Add CNV Prometheus metrics monitor #4458

machadovilaca · 2025-11-07T11:19:58Z

Which issue this PR addresses:

Fixes https://issues.redhat.com/browse/ARO-22503

What this PR does / why we need it:

This PR adds a cluster monitor exporter for Prometheus metrics. As of this PR, it queries the cluster's Prometheus instance for kubevirt_vmi_info metrics and emits them as custom metrics with all the same labels.

Test plan for issue:

Added comprehensive unit tests and manually verified that it works correctly on a live cluster.

Is there any documentation that needs to be updated for this PR?

No documentation update is needed for this PR

How do you know this will function as expected in production?
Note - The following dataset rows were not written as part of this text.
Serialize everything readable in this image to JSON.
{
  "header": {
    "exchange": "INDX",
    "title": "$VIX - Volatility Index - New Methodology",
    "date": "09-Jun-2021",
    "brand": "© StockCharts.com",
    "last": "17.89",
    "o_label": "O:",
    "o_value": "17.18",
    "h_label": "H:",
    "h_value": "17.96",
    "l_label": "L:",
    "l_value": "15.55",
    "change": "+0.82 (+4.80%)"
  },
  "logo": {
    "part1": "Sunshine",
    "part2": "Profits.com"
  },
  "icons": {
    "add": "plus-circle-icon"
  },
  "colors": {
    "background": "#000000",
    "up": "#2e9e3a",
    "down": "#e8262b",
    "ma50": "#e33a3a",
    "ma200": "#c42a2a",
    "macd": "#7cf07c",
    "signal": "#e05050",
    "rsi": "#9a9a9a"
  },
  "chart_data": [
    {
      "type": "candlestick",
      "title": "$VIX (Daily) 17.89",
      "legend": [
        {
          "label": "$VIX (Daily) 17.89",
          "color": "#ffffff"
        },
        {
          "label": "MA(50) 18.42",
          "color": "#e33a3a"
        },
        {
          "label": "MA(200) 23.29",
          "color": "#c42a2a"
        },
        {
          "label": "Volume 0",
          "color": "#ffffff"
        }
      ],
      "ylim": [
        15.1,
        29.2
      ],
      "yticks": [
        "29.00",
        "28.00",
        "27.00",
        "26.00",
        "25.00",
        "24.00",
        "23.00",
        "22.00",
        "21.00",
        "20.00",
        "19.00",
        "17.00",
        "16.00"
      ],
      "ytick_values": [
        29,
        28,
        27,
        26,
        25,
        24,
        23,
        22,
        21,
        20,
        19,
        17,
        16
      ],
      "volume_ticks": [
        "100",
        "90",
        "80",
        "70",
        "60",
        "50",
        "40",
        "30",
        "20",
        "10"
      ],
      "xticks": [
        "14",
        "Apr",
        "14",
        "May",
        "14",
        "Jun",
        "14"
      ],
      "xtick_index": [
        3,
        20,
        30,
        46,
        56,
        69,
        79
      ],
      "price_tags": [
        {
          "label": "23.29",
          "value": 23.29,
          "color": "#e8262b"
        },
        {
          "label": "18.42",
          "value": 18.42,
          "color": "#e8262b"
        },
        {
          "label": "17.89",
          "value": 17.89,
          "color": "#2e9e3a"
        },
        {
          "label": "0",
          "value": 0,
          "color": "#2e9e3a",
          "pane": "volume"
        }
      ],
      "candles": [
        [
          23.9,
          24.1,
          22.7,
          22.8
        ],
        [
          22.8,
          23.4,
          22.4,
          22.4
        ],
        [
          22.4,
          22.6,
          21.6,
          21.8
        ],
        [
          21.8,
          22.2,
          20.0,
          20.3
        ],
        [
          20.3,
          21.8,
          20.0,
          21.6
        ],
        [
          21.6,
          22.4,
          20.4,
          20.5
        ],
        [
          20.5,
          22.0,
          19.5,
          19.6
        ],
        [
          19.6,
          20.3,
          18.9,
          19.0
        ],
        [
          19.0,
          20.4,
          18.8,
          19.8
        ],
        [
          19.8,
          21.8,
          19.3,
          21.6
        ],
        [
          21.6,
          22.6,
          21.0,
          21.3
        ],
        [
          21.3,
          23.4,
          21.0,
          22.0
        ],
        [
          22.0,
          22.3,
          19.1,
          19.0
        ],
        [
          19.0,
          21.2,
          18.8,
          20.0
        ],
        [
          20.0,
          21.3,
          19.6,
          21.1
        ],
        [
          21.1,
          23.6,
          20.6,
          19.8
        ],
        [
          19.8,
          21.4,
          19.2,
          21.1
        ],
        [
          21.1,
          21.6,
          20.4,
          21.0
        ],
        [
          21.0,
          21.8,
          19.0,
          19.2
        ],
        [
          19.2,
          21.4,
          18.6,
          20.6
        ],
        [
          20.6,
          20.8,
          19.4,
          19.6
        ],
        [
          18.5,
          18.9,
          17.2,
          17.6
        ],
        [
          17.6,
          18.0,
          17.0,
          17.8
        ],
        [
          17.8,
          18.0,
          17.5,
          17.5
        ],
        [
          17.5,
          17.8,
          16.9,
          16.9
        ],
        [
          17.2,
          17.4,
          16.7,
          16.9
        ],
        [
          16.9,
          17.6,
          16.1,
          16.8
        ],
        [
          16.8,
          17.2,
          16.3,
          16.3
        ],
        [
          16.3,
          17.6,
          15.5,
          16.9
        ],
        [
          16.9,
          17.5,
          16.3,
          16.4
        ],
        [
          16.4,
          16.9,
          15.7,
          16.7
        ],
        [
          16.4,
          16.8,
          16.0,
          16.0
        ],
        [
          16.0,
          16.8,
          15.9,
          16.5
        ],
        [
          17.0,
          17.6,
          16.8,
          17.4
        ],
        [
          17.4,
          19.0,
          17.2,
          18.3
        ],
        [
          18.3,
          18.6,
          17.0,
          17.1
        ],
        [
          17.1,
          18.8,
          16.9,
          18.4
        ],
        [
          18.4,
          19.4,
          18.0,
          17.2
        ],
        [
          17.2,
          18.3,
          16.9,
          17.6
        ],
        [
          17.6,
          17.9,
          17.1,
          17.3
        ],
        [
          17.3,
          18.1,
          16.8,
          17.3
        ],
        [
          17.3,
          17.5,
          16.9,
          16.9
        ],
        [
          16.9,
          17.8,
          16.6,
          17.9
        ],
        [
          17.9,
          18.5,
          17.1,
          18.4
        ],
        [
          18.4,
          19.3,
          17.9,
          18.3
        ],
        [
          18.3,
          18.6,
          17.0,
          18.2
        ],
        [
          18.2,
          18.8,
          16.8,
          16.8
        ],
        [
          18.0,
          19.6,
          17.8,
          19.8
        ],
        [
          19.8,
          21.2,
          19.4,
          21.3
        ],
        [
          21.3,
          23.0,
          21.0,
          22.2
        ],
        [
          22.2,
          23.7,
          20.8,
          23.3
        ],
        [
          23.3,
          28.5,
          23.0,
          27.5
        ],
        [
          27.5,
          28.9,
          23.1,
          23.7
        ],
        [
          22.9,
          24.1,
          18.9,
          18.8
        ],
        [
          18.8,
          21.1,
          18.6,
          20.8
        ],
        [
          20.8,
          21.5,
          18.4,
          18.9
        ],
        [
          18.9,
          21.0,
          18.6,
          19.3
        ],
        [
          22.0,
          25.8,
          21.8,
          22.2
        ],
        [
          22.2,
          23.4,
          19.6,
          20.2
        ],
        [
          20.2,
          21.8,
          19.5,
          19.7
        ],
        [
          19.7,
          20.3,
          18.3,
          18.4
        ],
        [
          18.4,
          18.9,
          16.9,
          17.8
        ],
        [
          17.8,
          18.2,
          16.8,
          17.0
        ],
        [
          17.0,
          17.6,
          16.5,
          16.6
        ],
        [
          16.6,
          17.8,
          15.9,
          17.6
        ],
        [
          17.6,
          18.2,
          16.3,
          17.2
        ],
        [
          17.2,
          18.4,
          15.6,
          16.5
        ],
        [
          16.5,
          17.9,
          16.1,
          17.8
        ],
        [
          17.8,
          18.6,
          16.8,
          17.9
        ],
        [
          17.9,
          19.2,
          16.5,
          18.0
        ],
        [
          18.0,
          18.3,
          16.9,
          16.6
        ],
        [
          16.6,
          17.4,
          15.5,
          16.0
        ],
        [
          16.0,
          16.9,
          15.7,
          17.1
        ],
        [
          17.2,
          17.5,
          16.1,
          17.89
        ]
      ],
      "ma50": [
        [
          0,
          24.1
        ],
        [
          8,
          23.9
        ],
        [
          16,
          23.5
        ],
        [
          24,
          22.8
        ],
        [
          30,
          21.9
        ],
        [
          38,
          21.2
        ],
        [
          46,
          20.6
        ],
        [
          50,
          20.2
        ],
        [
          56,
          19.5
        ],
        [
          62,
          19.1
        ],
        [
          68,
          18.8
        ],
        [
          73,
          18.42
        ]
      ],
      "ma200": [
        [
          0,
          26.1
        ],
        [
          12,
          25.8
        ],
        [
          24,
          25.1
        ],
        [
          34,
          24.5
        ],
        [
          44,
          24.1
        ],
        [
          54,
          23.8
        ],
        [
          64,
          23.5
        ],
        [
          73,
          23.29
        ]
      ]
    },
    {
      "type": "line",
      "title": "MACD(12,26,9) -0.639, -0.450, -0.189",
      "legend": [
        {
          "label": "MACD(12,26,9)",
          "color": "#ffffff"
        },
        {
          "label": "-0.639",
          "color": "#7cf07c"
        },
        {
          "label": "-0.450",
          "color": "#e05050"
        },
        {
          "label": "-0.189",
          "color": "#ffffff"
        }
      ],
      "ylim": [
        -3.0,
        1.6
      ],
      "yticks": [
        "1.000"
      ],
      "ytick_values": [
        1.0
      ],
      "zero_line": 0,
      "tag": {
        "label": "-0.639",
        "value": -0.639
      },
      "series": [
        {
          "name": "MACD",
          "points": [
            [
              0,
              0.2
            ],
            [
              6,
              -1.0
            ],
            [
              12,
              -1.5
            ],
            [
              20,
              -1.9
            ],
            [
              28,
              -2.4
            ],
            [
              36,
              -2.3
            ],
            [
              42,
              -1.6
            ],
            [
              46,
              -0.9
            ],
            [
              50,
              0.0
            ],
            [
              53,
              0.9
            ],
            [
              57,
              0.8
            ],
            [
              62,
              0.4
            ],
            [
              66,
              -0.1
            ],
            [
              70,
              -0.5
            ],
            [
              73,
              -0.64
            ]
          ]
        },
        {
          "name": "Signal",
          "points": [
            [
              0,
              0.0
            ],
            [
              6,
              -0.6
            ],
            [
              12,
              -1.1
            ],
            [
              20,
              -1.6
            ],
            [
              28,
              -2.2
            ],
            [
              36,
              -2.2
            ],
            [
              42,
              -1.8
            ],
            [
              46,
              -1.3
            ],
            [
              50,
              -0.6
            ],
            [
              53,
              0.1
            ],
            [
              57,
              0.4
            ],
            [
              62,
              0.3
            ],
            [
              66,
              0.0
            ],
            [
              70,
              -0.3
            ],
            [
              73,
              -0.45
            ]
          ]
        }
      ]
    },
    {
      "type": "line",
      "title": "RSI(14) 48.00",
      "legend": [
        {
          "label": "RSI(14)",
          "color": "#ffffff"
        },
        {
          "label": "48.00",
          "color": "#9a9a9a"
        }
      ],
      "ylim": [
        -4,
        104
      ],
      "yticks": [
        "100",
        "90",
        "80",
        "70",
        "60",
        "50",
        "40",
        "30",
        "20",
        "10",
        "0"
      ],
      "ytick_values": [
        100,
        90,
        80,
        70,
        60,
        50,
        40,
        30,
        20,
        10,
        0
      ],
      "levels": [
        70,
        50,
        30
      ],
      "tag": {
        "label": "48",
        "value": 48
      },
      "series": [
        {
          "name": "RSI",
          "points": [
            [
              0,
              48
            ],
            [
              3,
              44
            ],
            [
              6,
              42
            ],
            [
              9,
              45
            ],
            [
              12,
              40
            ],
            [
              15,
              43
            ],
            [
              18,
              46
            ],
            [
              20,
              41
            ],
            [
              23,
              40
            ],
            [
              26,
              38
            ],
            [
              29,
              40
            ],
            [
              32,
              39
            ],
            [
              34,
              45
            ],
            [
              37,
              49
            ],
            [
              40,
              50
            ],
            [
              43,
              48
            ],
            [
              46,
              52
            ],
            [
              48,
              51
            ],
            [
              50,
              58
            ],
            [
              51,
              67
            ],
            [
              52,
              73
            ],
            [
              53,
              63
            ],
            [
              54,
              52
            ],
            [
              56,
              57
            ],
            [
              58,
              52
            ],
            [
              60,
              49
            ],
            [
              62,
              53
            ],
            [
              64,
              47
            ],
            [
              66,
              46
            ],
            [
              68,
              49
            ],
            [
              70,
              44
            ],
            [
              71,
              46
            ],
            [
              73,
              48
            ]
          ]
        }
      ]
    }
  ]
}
error handling, logging, and failure isolation

Signed-off-by: machadovilaca <[email protected]>

pkg/monitor/cluster/prometheusmetrics.go

+					return pm.dialPrometheus(ctx, i, port)
+				},
+				TLSClientConfig: &tls.Config{
+					InsecureSkipVerify: true,


stevekuznetsov · 2025-11-11T14:36:42Z

pkg/monitor/cluster/cluster.go

 		mon.emitIngressAndAPIServerCertificateExpiry,
 		mon.emitEtcdCertificateExpiry,
 		mon.emitPrometheusAlerts, // at the end for now because it's the slowest/least reliable
+		mon.emitPrometheusMetrics,


based on the comment for the one above, do we want to place this elsewhere? does the ordering matter? will this not run if something earlier in the order fails?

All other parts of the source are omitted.